Monday, March 16, 2009

I got a sign from God this morning.

I got a sign from God this morning. Literally. It was on one of the many small church signs that I pass on my commute into the office each morning. It simply had a passage of Scripture on it so I was determined to remember it until I got to the office and look it up.

Stupid 41 year old brain...I got sidetracked and, by the time I got settled in at the office, could only remember the chapter. So, I don't know what the actual verse was but I definitely read what God intended for me this morning. Here's the first part of Isaiah 59 that I read this morning:

Listen! The Lord’s arm is not too weak to save you, nor is his ear too deaf to hear you call. It’s your sins that have cut you off from God. Because of your sins, he has turned away and will not listen anymore. Isaiah 59:1-2 NLT

I think there's two reasons I needed that this morning. Reason number one: Lisa and I got some (more) frustrating economic news last night. On the surface, it would seem to be pretty discouraging news. Deep down, we both know that God always has been and always will be the One who provides for us. He has watched the birds for centuries and looked after the grass and flowers. Why would I ever doubt that He sees my need? So I prayed pretty quickly, "God, don't let me get caught up in the here and now. Don't let me do it. I will trust You because I know you will not fail."

The second reason was this undeniable call for purity found in verse two. I, like many of you, ask the questions, "God, did you hear my cry last night? God, have you heard your church praying? God, I'm a little down because I haven't seen you or heard from you lately?" Isaiah's words remind me that God's call for holiness is unconditional. When you surrender your life to Christ, you dare not rest for the call only gets louder. God wants me for Himself; He will not share. So I can't give part of myself to "guilt, lies, or wicked things" (see v. 3). I must be unwilling to compromise and more willing to confess when I fail.
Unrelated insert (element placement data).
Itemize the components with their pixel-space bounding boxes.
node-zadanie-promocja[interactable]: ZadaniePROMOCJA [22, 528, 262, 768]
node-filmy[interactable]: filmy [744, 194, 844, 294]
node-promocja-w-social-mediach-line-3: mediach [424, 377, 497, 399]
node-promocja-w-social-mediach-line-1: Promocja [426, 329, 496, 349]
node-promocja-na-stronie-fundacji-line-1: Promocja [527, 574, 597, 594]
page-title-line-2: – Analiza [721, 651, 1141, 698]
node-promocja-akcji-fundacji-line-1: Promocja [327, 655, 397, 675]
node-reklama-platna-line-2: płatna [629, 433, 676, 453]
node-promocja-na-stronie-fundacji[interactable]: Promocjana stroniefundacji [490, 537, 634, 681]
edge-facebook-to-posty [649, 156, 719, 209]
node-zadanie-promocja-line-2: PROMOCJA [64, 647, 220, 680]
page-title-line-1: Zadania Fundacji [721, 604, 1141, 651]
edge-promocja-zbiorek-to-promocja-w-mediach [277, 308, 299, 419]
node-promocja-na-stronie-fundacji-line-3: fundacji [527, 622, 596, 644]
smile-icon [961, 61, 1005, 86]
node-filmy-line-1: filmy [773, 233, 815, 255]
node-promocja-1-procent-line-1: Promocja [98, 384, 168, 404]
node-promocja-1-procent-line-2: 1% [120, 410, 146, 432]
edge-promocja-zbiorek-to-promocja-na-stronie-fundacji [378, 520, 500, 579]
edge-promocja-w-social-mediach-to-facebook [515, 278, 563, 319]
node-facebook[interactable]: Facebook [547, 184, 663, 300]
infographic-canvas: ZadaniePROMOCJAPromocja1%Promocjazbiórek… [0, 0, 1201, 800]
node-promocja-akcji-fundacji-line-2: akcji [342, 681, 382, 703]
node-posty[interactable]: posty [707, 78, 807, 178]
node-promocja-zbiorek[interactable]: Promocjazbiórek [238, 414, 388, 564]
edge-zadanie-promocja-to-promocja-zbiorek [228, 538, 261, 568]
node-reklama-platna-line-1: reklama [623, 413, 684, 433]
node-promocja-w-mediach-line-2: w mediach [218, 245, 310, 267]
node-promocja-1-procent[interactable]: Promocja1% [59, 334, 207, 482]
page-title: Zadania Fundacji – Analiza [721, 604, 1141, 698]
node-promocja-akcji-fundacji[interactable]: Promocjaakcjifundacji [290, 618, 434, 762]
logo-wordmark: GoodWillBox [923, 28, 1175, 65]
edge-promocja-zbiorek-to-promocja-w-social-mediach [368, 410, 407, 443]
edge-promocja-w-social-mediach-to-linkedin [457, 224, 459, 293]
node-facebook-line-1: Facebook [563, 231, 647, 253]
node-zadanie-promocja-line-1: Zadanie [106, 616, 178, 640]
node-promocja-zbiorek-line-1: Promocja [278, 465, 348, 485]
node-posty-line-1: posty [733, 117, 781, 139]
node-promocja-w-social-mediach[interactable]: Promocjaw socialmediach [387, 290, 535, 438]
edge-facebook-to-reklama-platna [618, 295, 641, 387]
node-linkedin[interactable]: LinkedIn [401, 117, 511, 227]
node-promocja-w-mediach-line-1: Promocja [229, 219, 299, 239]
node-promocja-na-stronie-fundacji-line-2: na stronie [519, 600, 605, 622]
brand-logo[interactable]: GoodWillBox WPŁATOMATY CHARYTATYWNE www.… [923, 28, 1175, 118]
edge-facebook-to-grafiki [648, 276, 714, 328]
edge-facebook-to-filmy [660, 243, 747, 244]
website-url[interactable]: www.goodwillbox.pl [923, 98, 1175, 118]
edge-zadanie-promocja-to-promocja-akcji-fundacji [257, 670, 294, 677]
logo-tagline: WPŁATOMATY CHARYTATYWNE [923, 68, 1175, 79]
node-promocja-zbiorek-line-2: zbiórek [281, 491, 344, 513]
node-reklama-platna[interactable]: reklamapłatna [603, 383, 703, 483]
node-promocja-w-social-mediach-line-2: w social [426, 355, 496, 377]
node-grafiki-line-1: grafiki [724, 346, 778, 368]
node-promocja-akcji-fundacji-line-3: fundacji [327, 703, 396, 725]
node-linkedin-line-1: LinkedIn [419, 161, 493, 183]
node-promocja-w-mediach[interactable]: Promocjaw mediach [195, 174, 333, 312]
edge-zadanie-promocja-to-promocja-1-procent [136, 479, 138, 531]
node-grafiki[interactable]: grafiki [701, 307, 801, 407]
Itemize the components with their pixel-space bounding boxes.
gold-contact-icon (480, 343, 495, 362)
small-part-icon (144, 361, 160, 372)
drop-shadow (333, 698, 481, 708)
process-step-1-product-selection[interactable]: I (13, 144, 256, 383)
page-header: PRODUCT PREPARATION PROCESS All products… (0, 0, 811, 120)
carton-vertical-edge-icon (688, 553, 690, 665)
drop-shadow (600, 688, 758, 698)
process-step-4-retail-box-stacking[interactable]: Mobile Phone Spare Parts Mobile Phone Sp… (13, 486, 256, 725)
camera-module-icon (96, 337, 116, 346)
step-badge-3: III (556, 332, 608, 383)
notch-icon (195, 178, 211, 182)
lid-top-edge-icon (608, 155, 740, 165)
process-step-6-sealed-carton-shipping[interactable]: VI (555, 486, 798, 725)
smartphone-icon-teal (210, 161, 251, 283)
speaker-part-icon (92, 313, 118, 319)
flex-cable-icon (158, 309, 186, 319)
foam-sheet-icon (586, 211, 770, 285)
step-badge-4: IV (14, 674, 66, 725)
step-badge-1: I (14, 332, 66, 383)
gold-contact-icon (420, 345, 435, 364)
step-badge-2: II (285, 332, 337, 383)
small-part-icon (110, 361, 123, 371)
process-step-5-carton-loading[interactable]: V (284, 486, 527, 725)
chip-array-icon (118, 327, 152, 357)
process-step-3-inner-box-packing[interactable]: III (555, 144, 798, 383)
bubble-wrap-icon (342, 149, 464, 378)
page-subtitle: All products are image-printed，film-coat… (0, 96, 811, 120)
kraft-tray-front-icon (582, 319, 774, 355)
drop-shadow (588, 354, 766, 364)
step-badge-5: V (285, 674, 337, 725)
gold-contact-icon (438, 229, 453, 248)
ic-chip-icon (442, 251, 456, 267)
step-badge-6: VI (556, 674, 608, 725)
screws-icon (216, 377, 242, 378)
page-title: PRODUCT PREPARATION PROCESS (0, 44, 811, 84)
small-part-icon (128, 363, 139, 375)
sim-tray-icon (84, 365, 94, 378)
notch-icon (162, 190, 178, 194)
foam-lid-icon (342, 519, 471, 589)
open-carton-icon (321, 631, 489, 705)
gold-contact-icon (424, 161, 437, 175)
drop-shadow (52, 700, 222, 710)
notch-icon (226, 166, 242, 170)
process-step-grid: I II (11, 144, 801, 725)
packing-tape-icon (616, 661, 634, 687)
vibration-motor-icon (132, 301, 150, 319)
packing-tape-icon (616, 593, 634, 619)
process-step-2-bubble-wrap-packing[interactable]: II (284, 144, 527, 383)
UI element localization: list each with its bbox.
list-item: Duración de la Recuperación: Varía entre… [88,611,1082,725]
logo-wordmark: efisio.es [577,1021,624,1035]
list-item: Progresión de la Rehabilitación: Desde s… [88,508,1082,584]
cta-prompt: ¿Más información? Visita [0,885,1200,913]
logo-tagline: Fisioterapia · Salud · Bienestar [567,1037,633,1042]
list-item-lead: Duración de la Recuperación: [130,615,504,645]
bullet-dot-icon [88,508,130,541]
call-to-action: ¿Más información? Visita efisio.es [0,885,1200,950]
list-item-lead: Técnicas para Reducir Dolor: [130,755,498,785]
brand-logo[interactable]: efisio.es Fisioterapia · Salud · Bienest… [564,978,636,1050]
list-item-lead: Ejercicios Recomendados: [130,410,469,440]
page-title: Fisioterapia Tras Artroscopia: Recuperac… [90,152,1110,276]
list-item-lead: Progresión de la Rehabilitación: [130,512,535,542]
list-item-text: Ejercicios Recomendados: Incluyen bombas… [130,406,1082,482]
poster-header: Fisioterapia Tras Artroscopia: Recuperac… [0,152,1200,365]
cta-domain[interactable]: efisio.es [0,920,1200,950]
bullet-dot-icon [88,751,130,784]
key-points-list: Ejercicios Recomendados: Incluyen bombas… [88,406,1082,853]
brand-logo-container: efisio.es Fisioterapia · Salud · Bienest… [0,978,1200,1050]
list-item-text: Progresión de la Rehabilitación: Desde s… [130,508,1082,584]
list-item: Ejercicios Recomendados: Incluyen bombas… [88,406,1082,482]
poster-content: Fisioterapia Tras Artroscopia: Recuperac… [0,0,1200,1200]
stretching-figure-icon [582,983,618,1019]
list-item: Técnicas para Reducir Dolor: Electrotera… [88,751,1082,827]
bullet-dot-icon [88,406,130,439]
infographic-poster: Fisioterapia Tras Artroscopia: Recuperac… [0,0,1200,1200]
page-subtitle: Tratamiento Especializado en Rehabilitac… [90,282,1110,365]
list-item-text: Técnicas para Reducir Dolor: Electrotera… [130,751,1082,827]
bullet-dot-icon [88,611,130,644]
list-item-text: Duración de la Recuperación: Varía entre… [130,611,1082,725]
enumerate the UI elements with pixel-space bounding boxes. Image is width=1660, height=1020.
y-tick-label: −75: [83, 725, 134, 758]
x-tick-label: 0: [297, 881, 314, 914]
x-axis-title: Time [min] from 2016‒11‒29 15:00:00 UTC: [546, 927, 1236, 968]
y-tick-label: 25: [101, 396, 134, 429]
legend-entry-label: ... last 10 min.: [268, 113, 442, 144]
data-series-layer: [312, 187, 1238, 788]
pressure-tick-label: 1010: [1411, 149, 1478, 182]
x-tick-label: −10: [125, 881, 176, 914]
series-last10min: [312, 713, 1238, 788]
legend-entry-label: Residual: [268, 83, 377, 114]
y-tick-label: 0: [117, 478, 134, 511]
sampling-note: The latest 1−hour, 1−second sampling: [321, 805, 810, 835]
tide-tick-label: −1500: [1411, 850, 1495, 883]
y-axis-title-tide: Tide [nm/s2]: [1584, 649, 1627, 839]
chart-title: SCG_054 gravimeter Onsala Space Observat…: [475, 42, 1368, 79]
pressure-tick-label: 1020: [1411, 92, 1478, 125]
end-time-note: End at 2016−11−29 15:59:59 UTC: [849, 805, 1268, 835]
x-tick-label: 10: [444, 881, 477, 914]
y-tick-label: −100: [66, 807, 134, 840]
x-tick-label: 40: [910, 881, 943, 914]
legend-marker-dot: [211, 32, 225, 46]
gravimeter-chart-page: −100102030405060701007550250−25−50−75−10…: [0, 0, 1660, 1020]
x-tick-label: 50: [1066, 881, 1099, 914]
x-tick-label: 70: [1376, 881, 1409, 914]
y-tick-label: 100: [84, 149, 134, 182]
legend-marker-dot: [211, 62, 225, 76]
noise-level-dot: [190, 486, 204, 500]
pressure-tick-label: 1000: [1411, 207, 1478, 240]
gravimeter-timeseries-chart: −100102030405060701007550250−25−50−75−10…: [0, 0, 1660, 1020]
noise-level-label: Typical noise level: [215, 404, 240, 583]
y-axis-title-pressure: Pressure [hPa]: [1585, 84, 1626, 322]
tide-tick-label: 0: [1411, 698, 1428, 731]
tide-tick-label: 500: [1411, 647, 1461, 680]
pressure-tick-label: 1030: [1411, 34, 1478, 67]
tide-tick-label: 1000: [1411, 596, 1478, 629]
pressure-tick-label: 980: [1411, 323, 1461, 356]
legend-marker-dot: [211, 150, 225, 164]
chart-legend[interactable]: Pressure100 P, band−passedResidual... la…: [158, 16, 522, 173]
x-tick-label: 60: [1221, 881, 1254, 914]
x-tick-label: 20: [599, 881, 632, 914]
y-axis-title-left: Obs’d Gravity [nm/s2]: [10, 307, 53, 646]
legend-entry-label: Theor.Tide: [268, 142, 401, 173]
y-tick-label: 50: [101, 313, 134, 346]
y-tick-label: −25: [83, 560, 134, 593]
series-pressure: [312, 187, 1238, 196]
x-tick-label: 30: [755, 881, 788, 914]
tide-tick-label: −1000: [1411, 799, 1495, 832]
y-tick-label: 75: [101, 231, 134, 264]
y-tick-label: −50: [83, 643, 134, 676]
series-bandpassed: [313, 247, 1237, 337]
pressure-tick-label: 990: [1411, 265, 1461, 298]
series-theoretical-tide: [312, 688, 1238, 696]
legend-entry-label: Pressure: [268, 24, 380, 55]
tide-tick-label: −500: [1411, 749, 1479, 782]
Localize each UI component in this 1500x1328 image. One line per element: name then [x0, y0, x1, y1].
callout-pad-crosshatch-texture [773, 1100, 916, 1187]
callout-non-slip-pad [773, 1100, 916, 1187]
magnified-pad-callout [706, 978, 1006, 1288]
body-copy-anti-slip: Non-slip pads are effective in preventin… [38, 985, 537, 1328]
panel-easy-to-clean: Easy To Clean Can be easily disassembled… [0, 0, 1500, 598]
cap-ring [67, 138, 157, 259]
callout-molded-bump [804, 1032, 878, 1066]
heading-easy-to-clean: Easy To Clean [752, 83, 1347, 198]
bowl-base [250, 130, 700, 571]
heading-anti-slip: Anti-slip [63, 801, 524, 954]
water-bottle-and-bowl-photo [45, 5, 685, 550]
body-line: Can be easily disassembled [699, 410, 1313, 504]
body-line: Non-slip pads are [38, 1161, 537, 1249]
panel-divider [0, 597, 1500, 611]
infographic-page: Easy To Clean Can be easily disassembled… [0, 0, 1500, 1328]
So, the next part of my prayer was, "God, don't let me allow for one second of sin in my life. No excuses. I must see sin the way you see it and not leave room for Satan."

I want deep intimacy with God. The cool thing is...He wants it too. In order to have that, I must be willing to stand openly before Him, acknowledge my need, ask for His grace and move forward under the cover of His lovingkindness.

Give it a try today and see if you don't find a God who is mind-blowing in His mercy and love for you.

1 comment:

Loved By His Grace said...

Lisa and Ridley ~ Awesome blog/note! Don't you love it when God brings scripture or a sign (literally or figuritivly) into your path at just the right time? He's too awesome. Sometimes once I "get it"....I can see the days where I was searching and I felt like God was saying "Heellllloooooo?" Oops! Sorry God. It just makes me keep my eyes open a little wider, my heart free of unconfessed sin, and my faith unshakeable during the wait. I have been overwhelmed by the book "The North Face of God" by Ken Gire...and it's talking about this very same thing. "Hope for the times when God seems indifferent". I know the since my nephew died tragically last November, the questions from our entire family have flooded the gates of heaven. I have been on my knees DAILY for my brother that God will speak to him and bring him some sort of peace and take the anger away. Though I've been praying like this for weeks, I have yet to hear a good report on how he is doing...but I will stand firm in my choice to "wait well" upon the Lord to the best of my ability! Thanks again for the encouraging words your blog always brings!

In His Grip,
Kristi Cole

Our Blog:
http://dkkmacole.blogspot.com

From our family to yours, we pray blessings abundant on your family and your church body.